Jacob’s fine, he had an impulse to say. And for just a second there would be the misapprehension on her face, for just a second, the solid past would loosen its grip. Jacob’s same as always. Too nice. Married Lori Ballinger. A couple of beautiful kids yet to be born.
“It was good to see you, Michael,” Susan said.
He bent down to kiss her cheek. “Good to see you, too,” he said. “Say hi to Tony.”
And then walked away with it written all over his face—his friends said later, kidding him—disappointment, the failure to connect, the sorrow of a lost opportunity.

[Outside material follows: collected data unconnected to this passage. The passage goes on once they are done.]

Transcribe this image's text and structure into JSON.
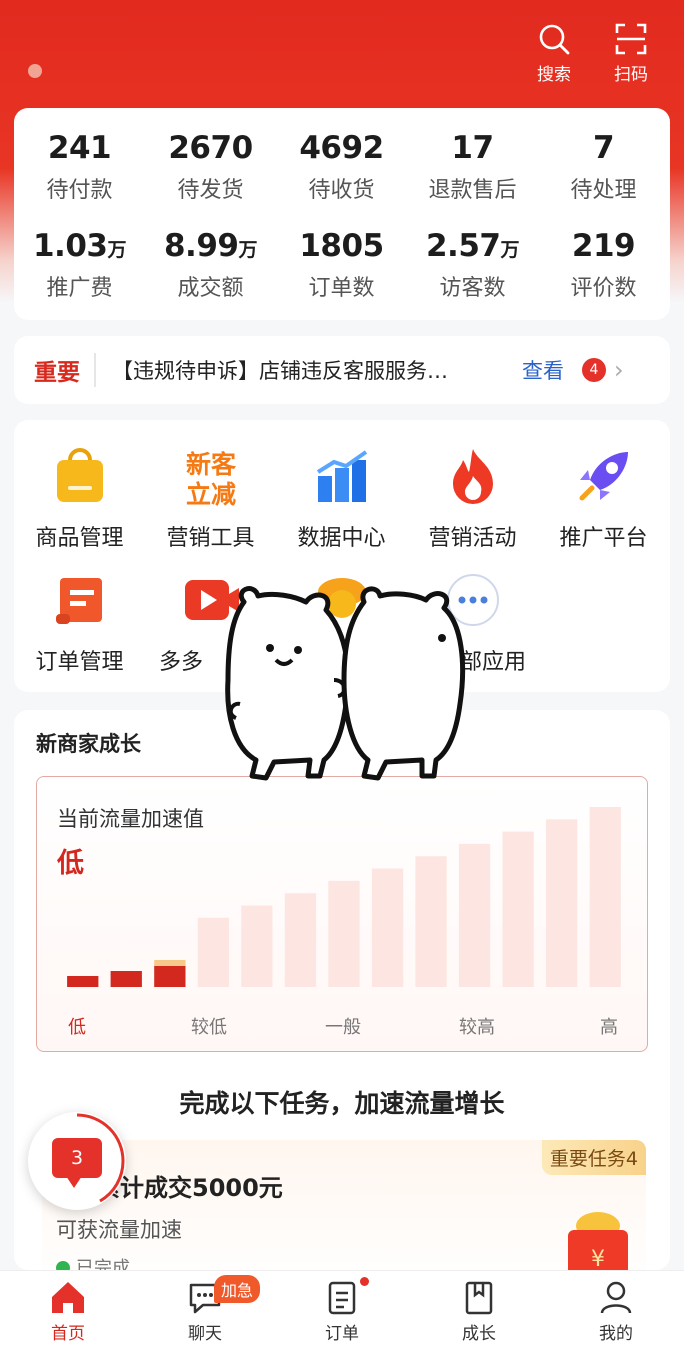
{
  "header": {
    "search_label": "搜索",
    "scan_label": "扫码"
  },
  "stats": [
    {
      "value": "241",
      "unit": "",
      "label": "待付款"
    },
    {
      "value": "2670",
      "unit": "",
      "label": "待发货"
    },
    {
      "value": "4692",
      "unit": "",
      "label": "待收货"
    },
    {
      "value": "17",
      "unit": "",
      "label": "退款售后"
    },
    {
      "value": "7",
      "unit": "",
      "label": "待处理"
    },
    {
      "value": "1.03",
      "unit": "万",
      "label": "推广费"
    },
    {
      "value": "8.99",
      "unit": "万",
      "label": "成交额"
    },
    {
      "value": "1805",
      "unit": "",
      "label": "订单数"
    },
    {
      "value": "2.57",
      "unit": "万",
      "label": "访客数"
    },
    {
      "value": "219",
      "unit": "",
      "label": "评价数"
    }
  ],
  "notice": {
    "tag": "重要",
    "text": "【违规待申诉】店铺违反客服服务…",
    "view_label": "查看",
    "badge": "4"
  },
  "apps": [
    {
      "label": "商品管理",
      "icon": "shopping-bag-icon"
    },
    {
      "label": "营销工具",
      "icon": "new-customer-discount-icon",
      "icon_text": [
        "新客",
        "立减"
      ]
    },
    {
      "label": "数据中心",
      "icon": "bar-chart-icon"
    },
    {
      "label": "营销活动",
      "icon": "fire-icon"
    },
    {
      "label": "推广平台",
      "icon": "rocket-icon"
    },
    {
      "label": "订单管理",
      "icon": "order-scroll-icon"
    },
    {
      "label": "多多",
      "icon": "video-play-icon"
    },
    {
      "label": "",
      "icon": "mascot-icon"
    },
    {
      "label": "部应用",
      "icon": "more-dots-icon"
    }
  ],
  "growth": {
    "title": "新商家成长",
    "chart_label": "当前流量加速值",
    "current_level": "低",
    "axis_labels": [
      "低",
      "较低",
      "一般",
      "较高",
      "高"
    ],
    "task_heading": "完成以下任务，加速流量增长",
    "task": {
      "tag": "重要任务4",
      "title": "累计成交5000元",
      "subtitle": "可获流量加速",
      "status": "已完成"
    }
  },
  "chart_data": {
    "type": "bar",
    "categories": [
      "1",
      "2",
      "3",
      "4",
      "5",
      "6",
      "7",
      "8",
      "9",
      "10",
      "11",
      "12",
      "13"
    ],
    "values": [
      1,
      2,
      3,
      4,
      5,
      6,
      7,
      8,
      9,
      10,
      11,
      12,
      13
    ],
    "active_count": 3,
    "x_tick_labels": [
      "低",
      "较低",
      "一般",
      "较高",
      "高"
    ],
    "colors": {
      "active": "#d2281e",
      "inactive": "#fde6e1"
    }
  },
  "floating_message": {
    "count": "3"
  },
  "nav": [
    {
      "label": "首页",
      "icon": "home-icon",
      "active": true
    },
    {
      "label": "聊天",
      "icon": "chat-icon",
      "badge": "加急"
    },
    {
      "label": "订单",
      "icon": "order-icon",
      "dot": true
    },
    {
      "label": "成长",
      "icon": "growth-book-icon"
    },
    {
      "label": "我的",
      "icon": "user-icon"
    }
  ],
  "colors": {
    "brand": "#e22a1f",
    "link": "#2a62c9"
  }
}
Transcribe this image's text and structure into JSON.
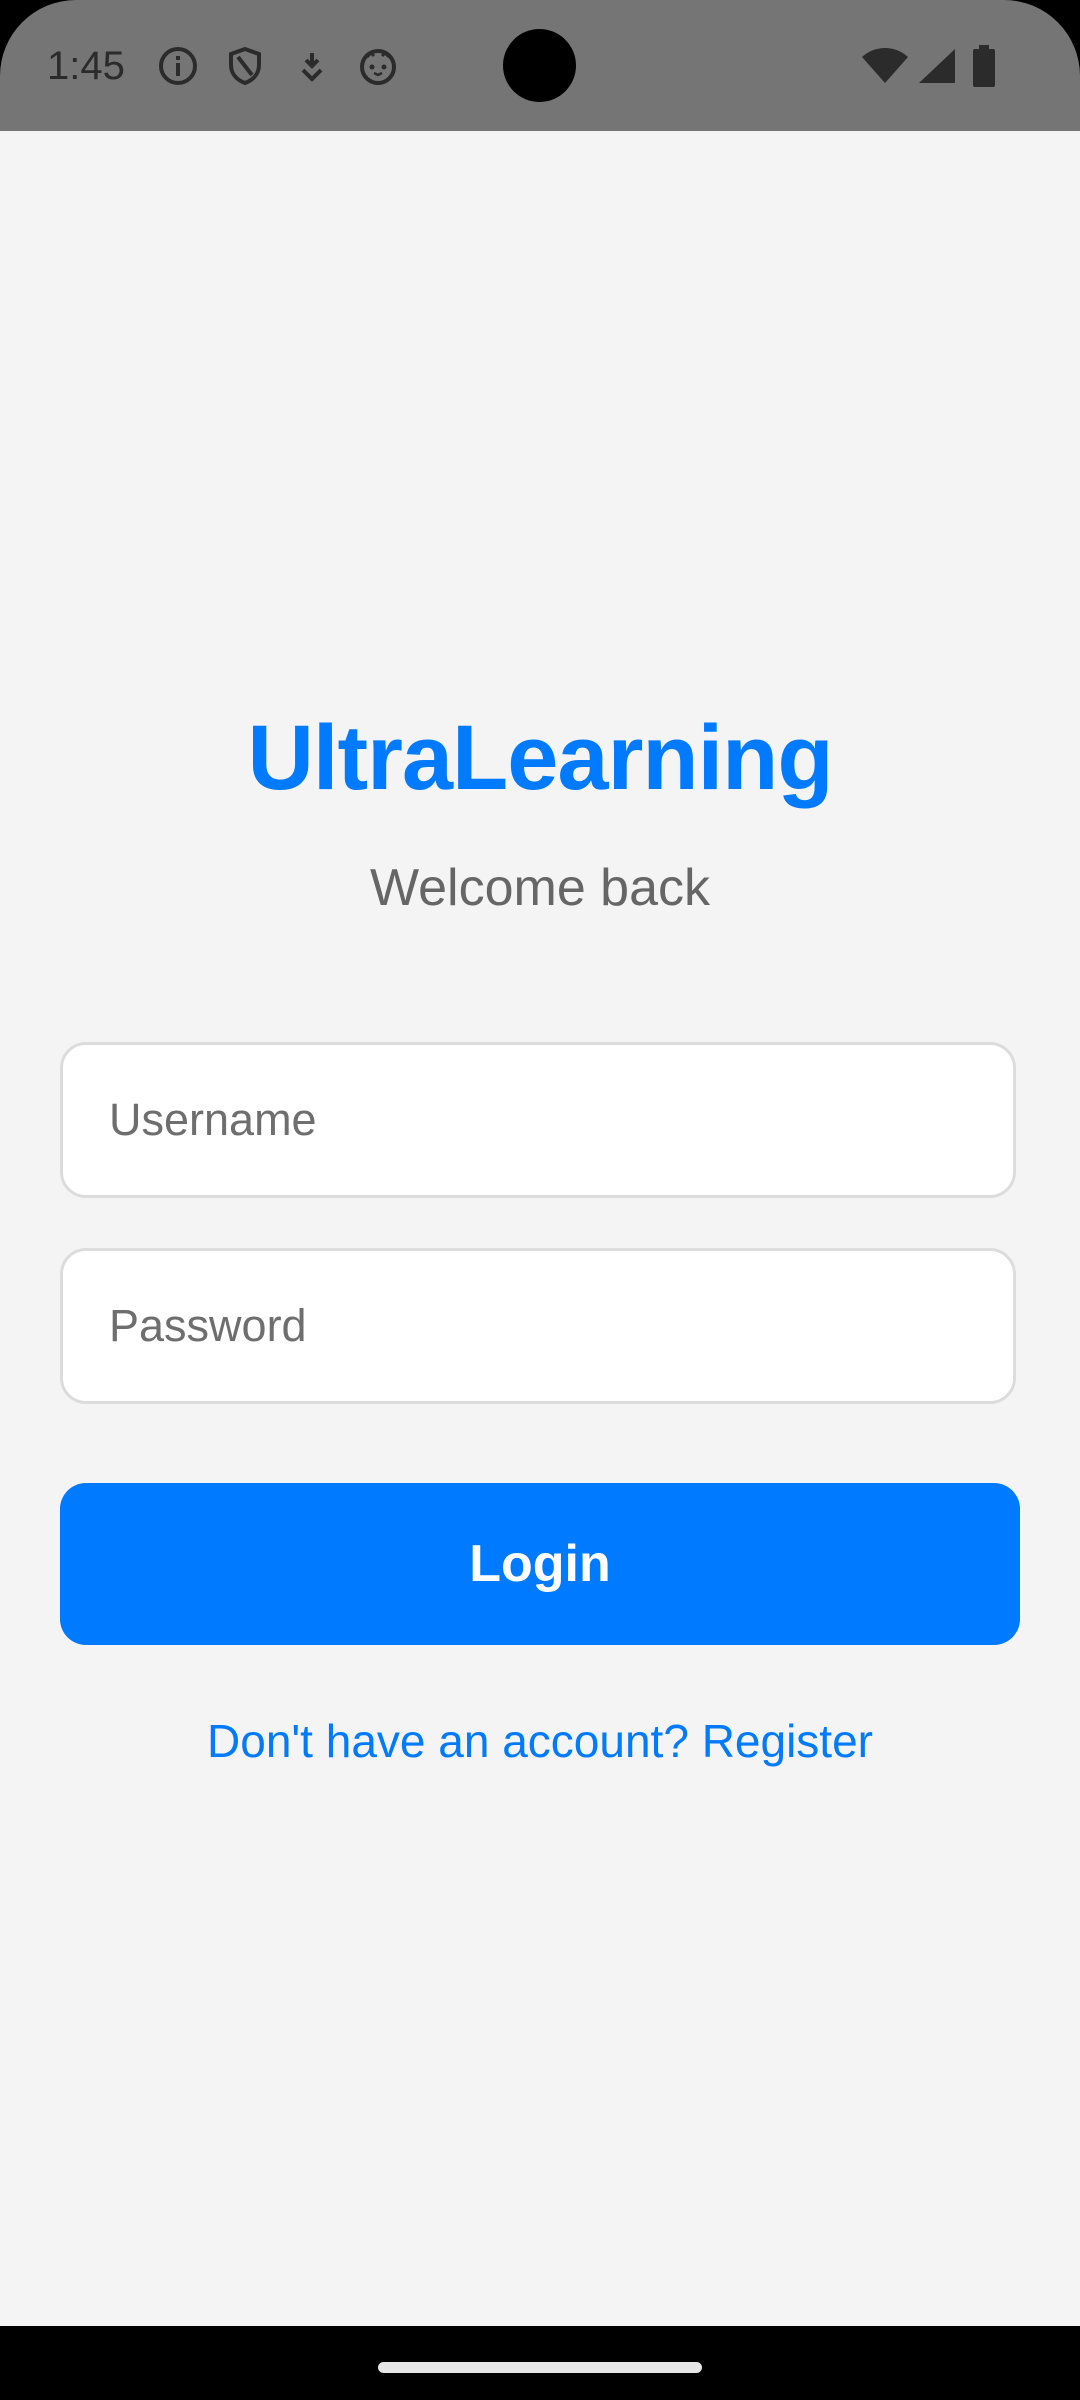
{
  "status_bar": {
    "time": "1:45",
    "left_icons": [
      "info-icon",
      "shield-icon",
      "download-icon",
      "cat-icon"
    ],
    "right_icons": [
      "wifi-icon",
      "cell-signal-icon",
      "battery-icon"
    ]
  },
  "app": {
    "title": "UltraLearning",
    "subtitle": "Welcome back",
    "username": {
      "placeholder": "Username",
      "value": ""
    },
    "password": {
      "placeholder": "Password",
      "value": ""
    },
    "login_label": "Login",
    "register_link": "Don't have an account? Register"
  },
  "colors": {
    "accent": "#007aff",
    "background": "#f4f4f4",
    "status_bar": "#757575",
    "subtitle_text": "#666666",
    "field_border": "#dcdcdc"
  }
}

CLARE KEANE returned to school that fall looking grown up. That’s how some of the teachers put it. “You’ve grown up.” Not that this was surprising to them, especially the older of them who had been witness to it for decades: the bony freshman come back as mature young woman for senior year—the time in between seeming no more, they told one another September after September, than the blink of an eye. Clare was only a little taller, and, like most of the girls, freckled and tanned, streaks of sun in her reddish brown hair. Her braces had co
me off—there was that difference. But there was also the way she carried herself. She had lost—one of the Sisters confided to a lay teacher and the lay teacher heartily agreed—that childish look she used to wear, wide-eyed and eager to please. She’d always been smart enough, there was no doubt about that, but there had also been about her an air of innocence that belonged, perhaps, to an earlier time, an air of innocence that in this day and age—even the Sisters said it—seemed to indicate a lack of depth.
But this fall there was a new quickness in her eye and the range of her emotions did not seem limited in its illustration to a wide smile or a solemn frown. She laughed more. She socialized with some of the more troublesome and popular girls. She had learned, apparently, over the course of what she described to everyone who asked her as the best summer of her life, that there was a hierarchy to her interests and her pleasures after all. Although there was still something childish about her body, especially in the outdated shirtwaist dress that had been for too long now the school’s summer uniform, there was, also, finally, an assuredness in her movements that had not been there before. She had found a boyfriend this summer. (Of course of course, the teachers, even the nuns told each other, indulgent and naïve. Those who had been at the school when Annie was a student said, with a shrug, Life goes on.) His name was Gregory Joseph. She wore his heavy high-school ring on a gold chain around her neck.